In some areas, though, the numbers for self-driving vehicle accidents look promising. Despite accidents, Tesla’s autopilot technology currently boasts a rate of one accident for every 4.5 million miles driven, compared to the U.S. human driver average of one accident every 479,000 miles, writes CleanTechnica Director Zachary Shahan.
One hindrance to embracing these numbers is that they are based on a relatively small sample of autonomous Tesla vehicles. As Tesla’s self-driving technology becomes more widespread, encountering more challenges on the roads, these numbers may change.
Autonomous vehicle creators have solved a host of problems over the past several years. The remaining issues, however, may pose the largest hurdle to full adoption of self-driving cars.
Autonomous vehicle technology “does the right thing most of the time, we are 90% of the way there. But it is that last bit which is the toughest. Being able reliably to do the right thing every single time, whether it’s raining, snowing, fog, is a bigger challenge than anticipated,” says transport consultant and founder of Reed Mobility Nick Reed.
Five years ago, everyone was excited for self-driving cars. Today, however, that excitement is giving way to the knotty realities of creating safe autonomous vehicles.
“Those early estimates with really aggressive timelines for rolling out the services have turned into having a few research vehicles on the road by 2020,” says IHS Markit autonomy analyst Jeremy Carlson.

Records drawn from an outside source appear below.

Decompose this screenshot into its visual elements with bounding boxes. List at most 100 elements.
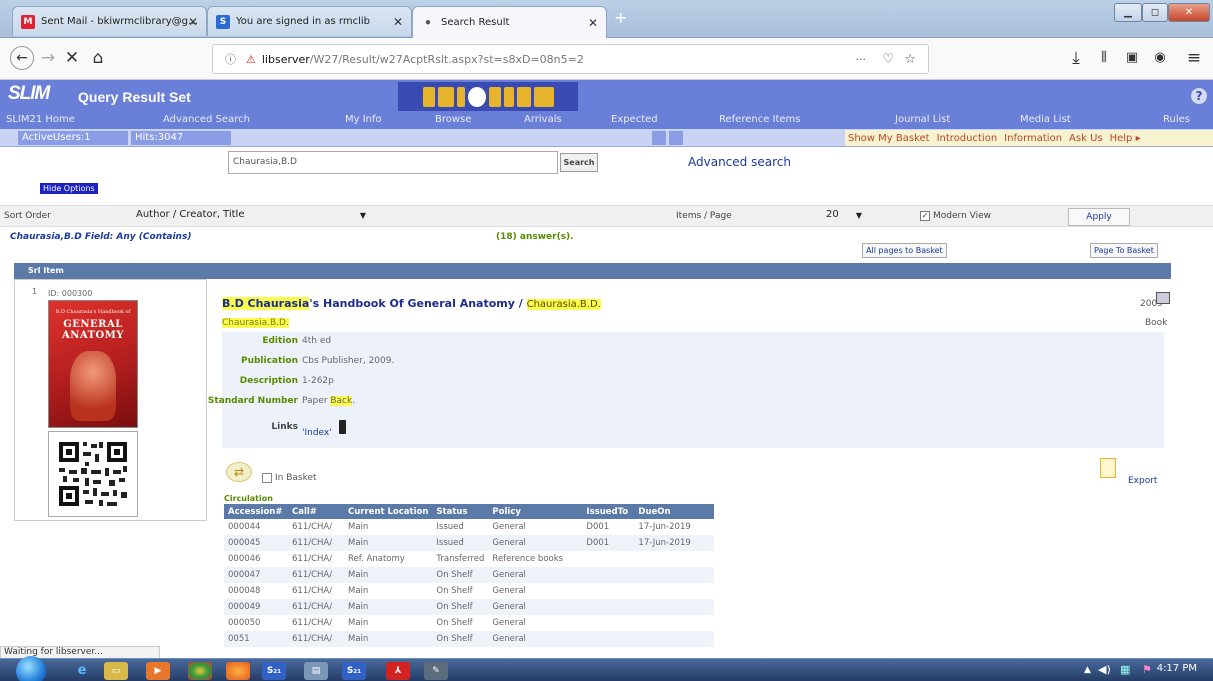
library-icon[interactable]: ⫼ <box>1094 48 1114 68</box>
export-link[interactable]: Export <box>1128 476 1157 486</box>
accession-cell[interactable]: 000050 <box>224 615 288 631</box>
due-on-cell <box>634 615 714 631</box>
record-author[interactable]: Chaurasia.B.D. <box>222 318 289 328</box>
pocket-icon[interactable]: ♡ <box>882 52 894 67</box>
start-button[interactable] <box>16 656 46 681</box>
menu-item-media-list[interactable]: Media List <box>1020 114 1071 125</box>
sort-order-value: Author / Creator, Title <box>136 209 245 220</box>
search-input[interactable]: Chaurasia,B.D <box>228 151 558 174</box>
export-icon[interactable] <box>1100 458 1116 478</box>
sort-order-select[interactable]: Author / Creator, Title ▼ <box>133 209 369 225</box>
basket-icon[interactable]: ⇄ <box>226 462 252 482</box>
menu-item-reference-items[interactable]: Reference Items <box>719 114 801 125</box>
call-cell: 611/CHA/ <box>292 522 333 532</box>
maximize-button[interactable]: ◻ <box>1142 3 1168 22</box>
close-icon[interactable]: ✕ <box>188 15 198 29</box>
new-tab-button[interactable]: + <box>614 8 627 27</box>
account-icon[interactable]: ◉ <box>1150 48 1170 68</box>
accession-cell[interactable]: 000048 <box>224 583 288 599</box>
active-users: ActiveUsers:1 <box>18 131 128 145</box>
status-cell: On Shelf <box>436 586 473 596</box>
modern-view-label: Modern View <box>933 211 991 221</box>
standard-number-label: Standard Number <box>207 396 298 406</box>
show-basket-link[interactable]: Show My Basket <box>848 133 930 144</box>
in-basket-toggle[interactable]: In Basket <box>262 473 317 483</box>
tray-arrow-icon[interactable]: ▲ <box>1084 665 1091 675</box>
forward-icon[interactable]: → <box>38 48 58 68</box>
col-policy: Policy <box>488 504 583 519</box>
ie-icon[interactable]: e <box>70 662 94 680</box>
modern-view-toggle[interactable]: ✓ Modern View <box>920 211 991 221</box>
call-cell: 611/CHA/ <box>292 618 333 628</box>
explorer-icon[interactable]: ▭ <box>104 662 128 680</box>
menu-item-rules[interactable]: Rules <box>1163 114 1190 125</box>
download-icon[interactable]: ⤓ <box>1066 48 1086 68</box>
accession-cell[interactable]: 000049 <box>224 599 288 615</box>
menu-item-arrivals[interactable]: Arrivals <box>524 114 562 125</box>
url-bar[interactable]: ⓘ ⚠ libserver /W27/Result/w27AcptRslt.as… <box>212 44 929 74</box>
network-icon[interactable]: ▦ <box>1120 663 1130 676</box>
chrome-icon[interactable] <box>188 662 212 680</box>
close-window-button[interactable]: ✕ <box>1168 3 1210 22</box>
close-icon[interactable]: ✕ <box>393 15 403 29</box>
bookmark-star-icon[interactable]: ☆ <box>904 52 916 67</box>
page-actions-icon[interactable]: ··· <box>856 53 867 66</box>
index-link[interactable]: 'Index' <box>302 428 332 438</box>
policy-cell: General <box>488 599 583 615</box>
menu-icon[interactable]: ≡ <box>1184 48 1204 68</box>
record-title[interactable]: B.D Chaurasia's Handbook Of General Anat… <box>222 297 601 310</box>
menu-item-my-info[interactable]: My Info <box>345 114 382 125</box>
help-link[interactable]: Help ▸ <box>1110 133 1141 144</box>
menu-item-journal-list[interactable]: Journal List <box>895 114 950 125</box>
ask-us-link[interactable]: Ask Us <box>1069 133 1103 144</box>
accession-cell[interactable]: 000045 <box>224 535 288 551</box>
apply-button[interactable]: Apply <box>1068 208 1130 226</box>
accession-cell[interactable]: 000044 <box>224 519 288 535</box>
help-icon[interactable]: ? <box>1191 88 1207 104</box>
tab-sent-mail[interactable]: M Sent Mail - bkiwrmclibrary@g… ✕ <box>12 6 207 36</box>
stop-icon[interactable]: ✕ <box>62 48 82 68</box>
advanced-search-link[interactable]: Advanced search <box>688 155 791 169</box>
menu-item-home[interactable]: SLIM21 Home <box>6 114 75 125</box>
title-text: 's Handbook Of General Anatomy / <box>309 297 527 310</box>
home-icon[interactable]: ⌂ <box>88 48 108 68</box>
firefox-icon[interactable] <box>226 662 250 680</box>
media-player-icon[interactable]: ▶ <box>146 662 170 680</box>
menu-item-advanced-search[interactable]: Advanced Search <box>163 114 250 125</box>
accession-cell[interactable]: 000047 <box>224 567 288 583</box>
tab-search-result[interactable]: • Search Result ✕ <box>412 6 607 38</box>
info-icon[interactable]: ⓘ <box>225 51 236 67</box>
window-icon[interactable]: ▤ <box>304 662 328 680</box>
tab-slim[interactable]: S You are signed in as rmclib ✕ <box>207 6 412 36</box>
book-cover-image[interactable]: B.D Chaurasia's Handbook of GENERAL ANAT… <box>48 300 138 428</box>
all-pages-to-basket-button[interactable]: All pages to Basket <box>862 243 947 258</box>
minimize-button[interactable]: ▁ <box>1114 3 1142 22</box>
page-to-basket-button[interactable]: Page To Basket <box>1090 243 1158 258</box>
modern-view-checkbox[interactable]: ✓ <box>920 211 930 221</box>
close-icon[interactable]: ✕ <box>588 16 598 30</box>
slim-app-icon[interactable]: S₂₁ <box>262 662 286 680</box>
system-clock[interactable]: 4:17 PM <box>1157 663 1197 674</box>
menu-item-expected[interactable]: Expected <box>611 114 658 125</box>
in-basket-checkbox[interactable] <box>262 473 272 483</box>
menu-item-browse[interactable]: Browse <box>435 114 471 125</box>
back-icon[interactable]: ← <box>10 46 34 70</box>
policy-cell: General <box>492 522 526 532</box>
hide-options-button[interactable]: Hide Options <box>40 183 98 194</box>
title-author[interactable]: Chaurasia.B.D. <box>526 299 601 310</box>
items-per-page-select[interactable]: 20 ▼ <box>823 209 865 225</box>
information-link[interactable]: Information <box>1004 133 1062 144</box>
sidebar-icon[interactable]: ▣ <box>1122 48 1142 68</box>
slim-logo[interactable]: SLIM <box>8 83 50 105</box>
location-cell: Main <box>344 631 433 647</box>
slim-app-icon[interactable]: S₂₁ <box>342 662 366 680</box>
accession-cell[interactable]: 000046 <box>224 551 288 567</box>
pdf-reader-icon[interactable]: ⅄ <box>386 662 410 680</box>
flag-icon[interactable]: ⚑ <box>1142 663 1152 676</box>
paint-icon[interactable]: ✎ <box>424 662 448 680</box>
volume-icon[interactable]: ◀) <box>1098 663 1111 676</box>
introduction-link[interactable]: Introduction <box>937 133 998 144</box>
accession-cell[interactable]: 0051 <box>224 631 288 647</box>
search-button[interactable]: Search <box>560 153 598 172</box>
library-banner <box>398 82 578 111</box>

Those vehicles are clustered primarily in commercial use sectors, which means that auto insurers may need to focus on commercial risk before they turn to personal use.
Self-driving options aren’t automakers’ only attempts to reconceptualize our relationships to vehicles. Many have also explored options for embedded insurance, or coverage that comes with the purchase of a vehicle.
Tesla offers one example of an auto company that seeks to include both autonomous vehicle technology and embedded insurance in its offerings, writes Elizabeth Bart at actuarial and consulting firm Milliman. By doing so, the company seeks to take advantage of the data collected by the array of sensors used in a self-driving system and incorporate it into an understanding of the coverage costs of the car and the needs of the driver.
As the hype surrounding autonomous vehicles gives way to the realities of creating safe, effective self-driving cars, a clearer picture of the self-driving revolution has begun to emerge. Insurance companies and customers alike can make better plans based on more effective information.
Self-driving cars may yet be in our future. They do not, however, appear to be likely to take over the automobile market in 2021.